Aussi le mot de critique, dont on fait tant de bruit, a-t-il changé de sens. Ce n’est plus le nom de l’art de rapporter à certaines lois abstraites que l’on croyait celles du vrai, du juste ou du beau, les œuvres de l’esprit humain; c’est plutôt l’investigation des causes qui en ont amené la production et déterminé la nature, c’est l’étude expérimentale des lois que, dans l’ordre de son développement successif, suit le génie de l’homme, qui n’est plus celui de quelques individus d’élite, mais l’ensemble des conceptions qui ont régné tour à tour dans ce monde. La critique, c’est l’histoire de l’humanité pensante.
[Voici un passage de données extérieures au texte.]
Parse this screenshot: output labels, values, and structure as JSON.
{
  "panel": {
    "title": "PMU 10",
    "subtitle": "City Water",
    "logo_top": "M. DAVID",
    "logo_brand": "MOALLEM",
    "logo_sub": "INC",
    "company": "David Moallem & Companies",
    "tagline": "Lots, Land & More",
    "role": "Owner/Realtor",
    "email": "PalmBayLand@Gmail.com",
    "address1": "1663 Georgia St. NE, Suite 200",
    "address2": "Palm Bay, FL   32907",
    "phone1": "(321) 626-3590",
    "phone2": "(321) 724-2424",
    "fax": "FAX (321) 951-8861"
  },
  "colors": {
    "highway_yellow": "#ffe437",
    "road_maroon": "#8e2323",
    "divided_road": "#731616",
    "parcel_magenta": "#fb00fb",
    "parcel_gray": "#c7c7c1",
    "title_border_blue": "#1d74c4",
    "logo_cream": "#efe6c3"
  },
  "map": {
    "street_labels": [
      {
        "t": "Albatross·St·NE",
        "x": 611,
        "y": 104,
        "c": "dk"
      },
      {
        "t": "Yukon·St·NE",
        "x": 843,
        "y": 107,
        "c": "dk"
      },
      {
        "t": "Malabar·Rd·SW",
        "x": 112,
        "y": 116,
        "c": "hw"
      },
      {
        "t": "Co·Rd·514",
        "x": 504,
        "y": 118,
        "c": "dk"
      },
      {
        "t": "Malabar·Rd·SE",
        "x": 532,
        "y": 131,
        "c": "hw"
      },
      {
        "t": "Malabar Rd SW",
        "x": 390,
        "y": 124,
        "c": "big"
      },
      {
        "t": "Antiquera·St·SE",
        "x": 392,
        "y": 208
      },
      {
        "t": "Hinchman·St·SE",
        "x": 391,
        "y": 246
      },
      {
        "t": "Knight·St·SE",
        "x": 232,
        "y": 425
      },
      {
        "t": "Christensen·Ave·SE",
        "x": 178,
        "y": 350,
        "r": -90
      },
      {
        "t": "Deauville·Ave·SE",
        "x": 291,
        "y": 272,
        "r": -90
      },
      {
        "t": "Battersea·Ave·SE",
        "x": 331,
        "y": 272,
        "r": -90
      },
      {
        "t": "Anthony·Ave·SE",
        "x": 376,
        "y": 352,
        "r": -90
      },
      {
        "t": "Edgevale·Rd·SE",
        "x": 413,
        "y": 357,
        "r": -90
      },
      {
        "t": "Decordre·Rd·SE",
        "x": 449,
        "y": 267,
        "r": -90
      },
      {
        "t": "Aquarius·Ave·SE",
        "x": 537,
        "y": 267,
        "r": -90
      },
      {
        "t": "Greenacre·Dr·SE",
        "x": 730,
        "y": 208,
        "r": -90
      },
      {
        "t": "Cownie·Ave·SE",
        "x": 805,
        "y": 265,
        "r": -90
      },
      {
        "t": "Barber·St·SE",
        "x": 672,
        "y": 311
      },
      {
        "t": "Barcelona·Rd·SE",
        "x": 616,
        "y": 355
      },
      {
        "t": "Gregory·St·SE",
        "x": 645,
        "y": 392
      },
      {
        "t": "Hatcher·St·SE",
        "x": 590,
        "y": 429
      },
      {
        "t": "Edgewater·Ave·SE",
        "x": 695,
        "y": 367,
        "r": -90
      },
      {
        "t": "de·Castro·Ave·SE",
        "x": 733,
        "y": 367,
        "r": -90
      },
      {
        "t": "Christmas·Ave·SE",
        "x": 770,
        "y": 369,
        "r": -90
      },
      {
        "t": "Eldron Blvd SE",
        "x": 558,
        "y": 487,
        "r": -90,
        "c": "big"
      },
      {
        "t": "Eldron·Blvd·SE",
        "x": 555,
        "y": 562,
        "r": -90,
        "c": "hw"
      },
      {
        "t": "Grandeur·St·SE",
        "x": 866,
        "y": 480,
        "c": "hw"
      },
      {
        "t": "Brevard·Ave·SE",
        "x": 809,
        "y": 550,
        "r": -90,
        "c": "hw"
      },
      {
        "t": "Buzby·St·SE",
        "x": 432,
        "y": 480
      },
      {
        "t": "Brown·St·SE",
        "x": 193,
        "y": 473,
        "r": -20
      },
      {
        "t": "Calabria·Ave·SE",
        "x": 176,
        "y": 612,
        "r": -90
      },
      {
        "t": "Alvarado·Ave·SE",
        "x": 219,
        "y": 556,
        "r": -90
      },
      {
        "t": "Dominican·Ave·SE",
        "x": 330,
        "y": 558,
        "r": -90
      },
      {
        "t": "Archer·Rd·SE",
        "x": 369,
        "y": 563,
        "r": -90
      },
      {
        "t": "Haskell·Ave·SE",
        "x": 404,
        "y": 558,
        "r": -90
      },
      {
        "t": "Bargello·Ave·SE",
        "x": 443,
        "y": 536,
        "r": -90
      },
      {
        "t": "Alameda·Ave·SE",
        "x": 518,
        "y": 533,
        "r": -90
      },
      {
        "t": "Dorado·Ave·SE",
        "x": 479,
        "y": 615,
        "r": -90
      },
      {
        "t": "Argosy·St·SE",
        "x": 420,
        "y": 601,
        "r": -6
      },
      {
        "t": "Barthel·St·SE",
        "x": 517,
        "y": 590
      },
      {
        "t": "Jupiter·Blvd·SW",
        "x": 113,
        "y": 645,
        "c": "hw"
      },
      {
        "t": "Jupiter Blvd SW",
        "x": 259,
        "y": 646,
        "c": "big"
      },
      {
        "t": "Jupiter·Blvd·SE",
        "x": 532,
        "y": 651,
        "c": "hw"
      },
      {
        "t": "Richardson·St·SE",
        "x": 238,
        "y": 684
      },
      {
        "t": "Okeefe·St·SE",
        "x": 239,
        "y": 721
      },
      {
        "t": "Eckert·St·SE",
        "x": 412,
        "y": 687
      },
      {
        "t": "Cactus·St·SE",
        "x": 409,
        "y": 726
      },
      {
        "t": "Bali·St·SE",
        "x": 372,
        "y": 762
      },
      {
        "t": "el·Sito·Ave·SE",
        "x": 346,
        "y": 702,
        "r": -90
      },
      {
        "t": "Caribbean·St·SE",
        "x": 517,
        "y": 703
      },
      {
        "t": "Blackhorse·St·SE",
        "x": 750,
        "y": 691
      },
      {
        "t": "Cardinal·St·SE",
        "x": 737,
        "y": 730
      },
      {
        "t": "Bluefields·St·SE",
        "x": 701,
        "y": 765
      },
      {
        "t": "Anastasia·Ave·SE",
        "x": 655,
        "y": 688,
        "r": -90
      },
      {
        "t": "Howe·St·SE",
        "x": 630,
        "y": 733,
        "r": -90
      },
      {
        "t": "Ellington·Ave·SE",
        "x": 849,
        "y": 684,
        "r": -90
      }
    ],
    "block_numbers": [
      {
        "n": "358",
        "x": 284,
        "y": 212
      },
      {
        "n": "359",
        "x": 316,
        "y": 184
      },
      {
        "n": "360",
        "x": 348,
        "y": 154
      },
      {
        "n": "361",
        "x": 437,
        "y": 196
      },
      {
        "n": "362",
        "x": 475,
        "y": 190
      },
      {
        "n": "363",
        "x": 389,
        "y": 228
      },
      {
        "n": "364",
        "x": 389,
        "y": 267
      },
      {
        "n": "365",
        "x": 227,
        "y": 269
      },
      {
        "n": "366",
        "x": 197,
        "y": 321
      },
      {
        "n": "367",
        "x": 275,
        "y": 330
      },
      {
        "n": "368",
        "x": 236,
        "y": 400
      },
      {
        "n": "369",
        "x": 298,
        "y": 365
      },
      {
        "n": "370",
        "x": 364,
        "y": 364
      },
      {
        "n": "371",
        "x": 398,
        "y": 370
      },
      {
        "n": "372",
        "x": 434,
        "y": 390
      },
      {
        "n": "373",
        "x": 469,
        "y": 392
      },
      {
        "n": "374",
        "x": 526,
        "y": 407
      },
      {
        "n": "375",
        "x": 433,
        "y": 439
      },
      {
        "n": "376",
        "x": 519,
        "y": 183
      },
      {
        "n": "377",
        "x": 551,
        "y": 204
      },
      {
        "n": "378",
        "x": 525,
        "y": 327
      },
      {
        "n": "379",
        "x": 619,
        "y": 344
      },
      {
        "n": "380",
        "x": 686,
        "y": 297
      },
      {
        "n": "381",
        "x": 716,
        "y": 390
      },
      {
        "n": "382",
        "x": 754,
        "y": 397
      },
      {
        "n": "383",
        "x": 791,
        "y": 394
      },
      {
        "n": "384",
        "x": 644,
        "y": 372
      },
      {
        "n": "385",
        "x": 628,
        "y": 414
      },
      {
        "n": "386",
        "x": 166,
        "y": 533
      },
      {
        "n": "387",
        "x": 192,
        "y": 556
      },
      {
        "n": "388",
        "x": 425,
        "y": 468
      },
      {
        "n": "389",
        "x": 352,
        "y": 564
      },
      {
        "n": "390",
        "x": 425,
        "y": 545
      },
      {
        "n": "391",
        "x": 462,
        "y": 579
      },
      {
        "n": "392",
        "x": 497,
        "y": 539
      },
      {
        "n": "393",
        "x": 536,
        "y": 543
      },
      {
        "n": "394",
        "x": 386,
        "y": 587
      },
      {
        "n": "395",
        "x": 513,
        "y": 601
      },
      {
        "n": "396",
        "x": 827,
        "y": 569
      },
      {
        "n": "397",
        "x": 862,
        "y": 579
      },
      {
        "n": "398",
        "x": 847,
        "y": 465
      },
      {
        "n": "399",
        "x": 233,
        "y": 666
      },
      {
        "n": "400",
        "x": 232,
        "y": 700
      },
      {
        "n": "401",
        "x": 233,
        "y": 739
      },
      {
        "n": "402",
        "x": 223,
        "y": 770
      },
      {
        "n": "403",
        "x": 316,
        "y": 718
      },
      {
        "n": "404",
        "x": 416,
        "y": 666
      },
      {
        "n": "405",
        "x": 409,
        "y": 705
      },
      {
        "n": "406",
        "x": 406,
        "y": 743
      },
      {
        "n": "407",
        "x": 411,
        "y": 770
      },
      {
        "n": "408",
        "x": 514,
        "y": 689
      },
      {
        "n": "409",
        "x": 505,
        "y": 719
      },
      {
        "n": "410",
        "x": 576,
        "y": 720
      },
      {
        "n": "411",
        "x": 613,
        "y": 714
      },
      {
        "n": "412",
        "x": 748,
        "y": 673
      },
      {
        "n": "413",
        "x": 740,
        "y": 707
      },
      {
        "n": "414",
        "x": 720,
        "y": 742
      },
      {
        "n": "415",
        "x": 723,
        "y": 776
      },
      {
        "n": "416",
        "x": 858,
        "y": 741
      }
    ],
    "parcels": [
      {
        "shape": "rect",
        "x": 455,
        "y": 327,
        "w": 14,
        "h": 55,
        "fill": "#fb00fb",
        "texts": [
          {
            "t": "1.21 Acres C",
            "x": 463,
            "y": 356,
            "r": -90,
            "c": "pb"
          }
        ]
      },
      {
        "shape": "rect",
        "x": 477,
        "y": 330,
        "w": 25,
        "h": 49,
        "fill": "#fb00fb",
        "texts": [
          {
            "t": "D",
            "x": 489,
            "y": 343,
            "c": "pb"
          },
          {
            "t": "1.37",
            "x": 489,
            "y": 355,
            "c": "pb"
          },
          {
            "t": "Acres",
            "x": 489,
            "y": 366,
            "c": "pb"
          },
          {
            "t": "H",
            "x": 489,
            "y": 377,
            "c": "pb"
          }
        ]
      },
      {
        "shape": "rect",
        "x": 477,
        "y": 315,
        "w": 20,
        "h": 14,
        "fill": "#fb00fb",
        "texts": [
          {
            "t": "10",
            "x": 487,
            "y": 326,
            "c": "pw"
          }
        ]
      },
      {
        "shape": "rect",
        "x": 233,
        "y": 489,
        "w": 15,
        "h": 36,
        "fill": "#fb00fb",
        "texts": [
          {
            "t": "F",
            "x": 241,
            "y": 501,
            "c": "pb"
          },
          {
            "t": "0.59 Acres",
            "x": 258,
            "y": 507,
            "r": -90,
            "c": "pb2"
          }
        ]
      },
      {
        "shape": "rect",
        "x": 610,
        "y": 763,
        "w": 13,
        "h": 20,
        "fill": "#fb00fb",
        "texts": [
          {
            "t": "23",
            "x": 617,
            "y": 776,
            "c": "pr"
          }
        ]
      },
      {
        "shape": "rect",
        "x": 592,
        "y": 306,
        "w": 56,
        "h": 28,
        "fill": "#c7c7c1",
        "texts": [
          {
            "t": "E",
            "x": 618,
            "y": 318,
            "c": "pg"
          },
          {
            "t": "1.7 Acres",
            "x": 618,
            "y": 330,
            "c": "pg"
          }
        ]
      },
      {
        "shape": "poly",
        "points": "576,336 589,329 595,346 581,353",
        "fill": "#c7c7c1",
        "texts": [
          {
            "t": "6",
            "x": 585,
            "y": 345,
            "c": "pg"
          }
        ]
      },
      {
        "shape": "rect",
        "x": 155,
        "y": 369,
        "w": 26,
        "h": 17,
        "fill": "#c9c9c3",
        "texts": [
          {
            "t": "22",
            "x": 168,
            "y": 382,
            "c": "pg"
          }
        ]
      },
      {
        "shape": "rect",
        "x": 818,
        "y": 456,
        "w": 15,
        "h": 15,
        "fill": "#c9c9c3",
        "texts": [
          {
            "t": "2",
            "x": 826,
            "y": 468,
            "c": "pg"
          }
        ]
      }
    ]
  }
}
On peut en dire beaucoup de bien et beaucoup de mal, disserter complaisamment sur les inconvéniens et les avantages respectifs du classique et de l’historique; toujours est-il que nous en sommes tous venus à mêler en tout le fait et le droit, à prendre même souvent l’un pour l’autre, à contrôler, selon notre petit ou grand savoir, ce que nous avons de goût par ce que nous avons d’érudition, à interroger le temps pour connaître ce que doit penser la raison, et à transformer la dialectique de Platon en archéologie. Étonnez-vous après cela que l’inspiration soit rare et l’originalité difficile. C’est la même cause qui fait que dans la pratique sociale les volontés sont sans énergie et les caractères sans indépendance.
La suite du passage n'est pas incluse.